Multi-Agent Adversarial Training: Models must be trained in environments where other self-interested agents react, probe, and adapt. The grading must shift from "does this output sound good?" to "did this action achieve the objective without being exploited?"
Outcome-Based Rewards: Instead of judging text artifacts, systems need feedback based on real-world outcomes: Did you get the review? Did you concede leverage? Did the patient get correct, actionable advice?
Recursive Modeling: AI agents must develop the ability to model that they are being modeled by others and adjust their strategies accordingly, moving beyond consistent, prompt-driven behavior.

This represents a flip from the "age of scaling" back to an "age of research" focused on novel architectures and training regimes. The frontier is no longer just bigger models, but models that understand the world as a game of hidden information and adaptive opponents.

The Bottom Line

The debate over AI replacing expert jobs often confuses artifact quality with strategic competence.
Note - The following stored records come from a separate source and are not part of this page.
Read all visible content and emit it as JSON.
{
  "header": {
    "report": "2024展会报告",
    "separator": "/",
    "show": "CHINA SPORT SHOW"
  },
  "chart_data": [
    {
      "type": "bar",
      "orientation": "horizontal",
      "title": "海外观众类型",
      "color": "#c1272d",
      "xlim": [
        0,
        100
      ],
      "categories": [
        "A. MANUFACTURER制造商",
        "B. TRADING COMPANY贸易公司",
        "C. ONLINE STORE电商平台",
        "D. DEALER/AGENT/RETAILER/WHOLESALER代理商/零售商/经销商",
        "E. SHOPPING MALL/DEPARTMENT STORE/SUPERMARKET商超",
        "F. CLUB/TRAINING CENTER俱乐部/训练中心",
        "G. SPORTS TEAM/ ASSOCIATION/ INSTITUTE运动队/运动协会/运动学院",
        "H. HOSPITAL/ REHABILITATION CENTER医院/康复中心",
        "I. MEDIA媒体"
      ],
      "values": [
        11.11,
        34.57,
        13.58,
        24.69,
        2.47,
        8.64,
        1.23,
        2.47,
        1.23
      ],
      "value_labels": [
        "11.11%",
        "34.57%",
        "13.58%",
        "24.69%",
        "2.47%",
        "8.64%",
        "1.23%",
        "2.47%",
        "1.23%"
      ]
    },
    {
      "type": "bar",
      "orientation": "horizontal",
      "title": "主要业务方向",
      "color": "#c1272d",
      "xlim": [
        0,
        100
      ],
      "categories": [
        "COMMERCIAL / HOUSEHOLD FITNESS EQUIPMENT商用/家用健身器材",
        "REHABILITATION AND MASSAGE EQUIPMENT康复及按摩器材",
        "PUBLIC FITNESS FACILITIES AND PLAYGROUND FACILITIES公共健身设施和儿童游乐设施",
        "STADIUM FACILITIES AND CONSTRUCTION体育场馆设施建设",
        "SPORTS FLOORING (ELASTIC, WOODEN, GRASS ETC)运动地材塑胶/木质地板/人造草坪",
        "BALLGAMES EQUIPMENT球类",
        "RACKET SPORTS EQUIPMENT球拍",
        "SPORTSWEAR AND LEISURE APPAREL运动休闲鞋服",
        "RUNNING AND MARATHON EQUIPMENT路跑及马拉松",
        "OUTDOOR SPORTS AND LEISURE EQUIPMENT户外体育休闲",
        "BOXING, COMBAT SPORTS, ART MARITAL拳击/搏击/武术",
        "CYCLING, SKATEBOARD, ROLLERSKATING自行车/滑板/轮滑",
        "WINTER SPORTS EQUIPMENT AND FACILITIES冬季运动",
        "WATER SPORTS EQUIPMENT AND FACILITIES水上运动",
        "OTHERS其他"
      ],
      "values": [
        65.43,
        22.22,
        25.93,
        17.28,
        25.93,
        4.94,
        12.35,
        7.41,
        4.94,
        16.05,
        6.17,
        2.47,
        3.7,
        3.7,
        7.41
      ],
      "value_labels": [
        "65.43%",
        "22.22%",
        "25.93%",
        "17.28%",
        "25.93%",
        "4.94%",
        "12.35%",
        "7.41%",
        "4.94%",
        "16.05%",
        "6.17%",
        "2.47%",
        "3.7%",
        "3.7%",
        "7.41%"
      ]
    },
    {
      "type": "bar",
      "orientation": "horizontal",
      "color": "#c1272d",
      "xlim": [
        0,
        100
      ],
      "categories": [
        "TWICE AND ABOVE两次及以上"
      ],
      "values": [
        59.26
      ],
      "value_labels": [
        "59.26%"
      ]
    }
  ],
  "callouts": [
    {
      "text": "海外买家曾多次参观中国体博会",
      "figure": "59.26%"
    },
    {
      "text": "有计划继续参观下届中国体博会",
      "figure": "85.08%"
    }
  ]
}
LLMs can produce outputs that look expert to outsiders who judge coherence and tone. Experts judge robustness in adversarial environments where every move is met with a countermove.

LLMs produce artifacts that look expert. They do not yet produce moves that survive experts. Until they can simulate the multi-agent world with its hidden states and recursive reasoning, their application in high-stakes domains like law, medicine, negotiation, and strategy will remain limited—and dangerously exploitable. The race is now on to build AI that doesn't just know words, but understands worlds.